François Damiens : Entrevue

On 06/11/2012 by Nicolas Gilson

François Damiens était présent à Namur pour y présenter TANGO LIBRE dans lequel il tien le rôle de JC, un gardien de prison au quotidien balisé qui s’en échappe en prenant de cours de tango. Rencontre autour du personnage, le temps d’une cigarette.


Une des motivations à l’origine de TANGO LIBRE était le désir de Frédéric Fonteyne de travailler avec vous. Comment l’avez-vous rencontré ? - Ça s’est passé très simplement. Il a eu mon numéro de téléphone par Patrick Quinet (producteur du film). Je connaissais sa femme (Anne Paulicevich) que j’avais rencontré sur un film de Jacques Doillon. Ça s’est fait très simplement. Il m’a appelé et il m’a proposé son rôle. J’ai lu le scénario et puis on s’est rencontrés. Deux ans se sont alors écoulés et on s’est vus quelques fois pour en parler. J’avais une totale confiance en lui, de par ce qu’il avait déjà fait et par la façon dont il me parlait du film et du rôle. J’ai eu envie de participer à son projet.

Qu’est-ce qui vous a plu dans le personnage ? - C’est un homme comme tout le monde. C’est quelque chose que j’aime bien. Il est dans la normalité et puis, à côté de cela, sans le vouloir, il rencontre une femme et, ce qu’il y a de plus puissant au monde, l’amour. Et quand on sait qu’il n’a jamais connu ça, ça devient ultra violent. Et j’aime bien le contraste qui consister à amener une telle violence dans une telle normalité.
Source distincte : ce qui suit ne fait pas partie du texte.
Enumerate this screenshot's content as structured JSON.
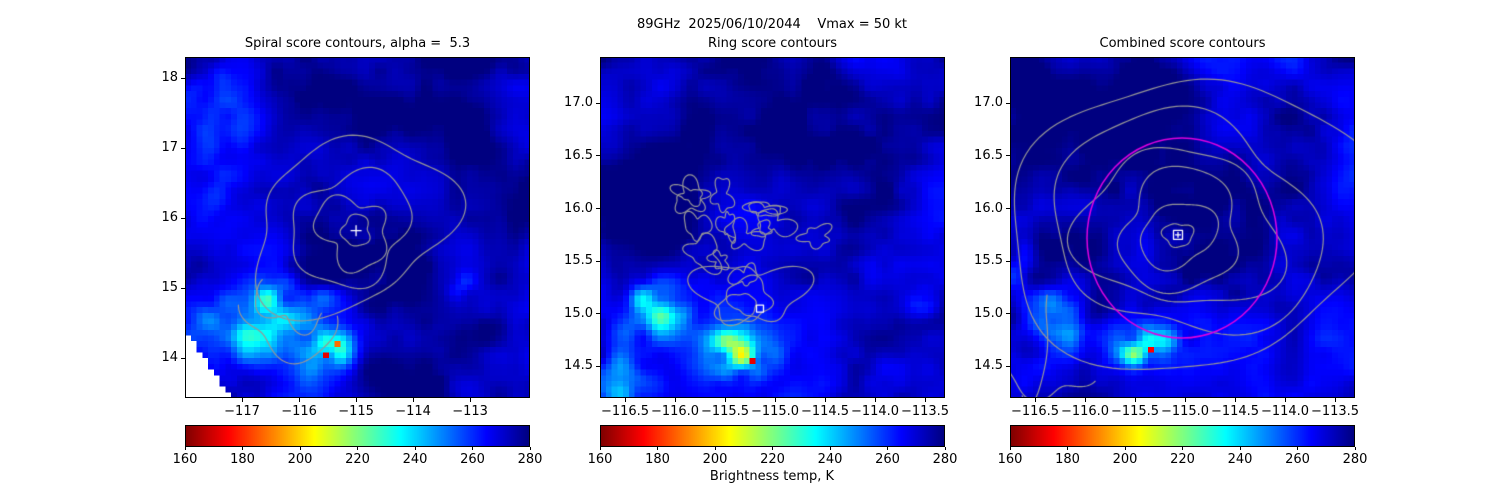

Le personnage transcende une dimension tragi-comique, notamment dans son rapport au corps. Comment avez-vous appréhendé cela ? – J’aime jouer avec mon corps. Avec une simple petite cambrure, on passe pour un « innocent ». J’aime bien jouer avec le côté innocent du personnage, un peu pataud et, à côté de ça, très vrai aussi. On a tous un côté pataud en soi. On a tous l’air ridicule à un certain moment. Dans une journée il y a toujours un moment où on a l’air un peu con. (Et vous, c’est maintenant.)

Il y a des moments où JC semble ne pas savoir où se placer. - Il a un vrai rôle de point de vue dans le film. On voit souvent le film à travers les yeux de JC. Et comme j’aime bien le phénomène d’identification, c’était aussi un argument qui faisait que j’avais envie de faire ce film. Je pense que pour pouvoir entrer dans un film, il faut pouvoir s’identifier un minimum. Quand quelqu’un regarde James Bond, il se prend pour James Bond, il n’y a rien à faire. Il n’y a pas un enfant qui a lu un Tintin sans se prendre pour Tintin.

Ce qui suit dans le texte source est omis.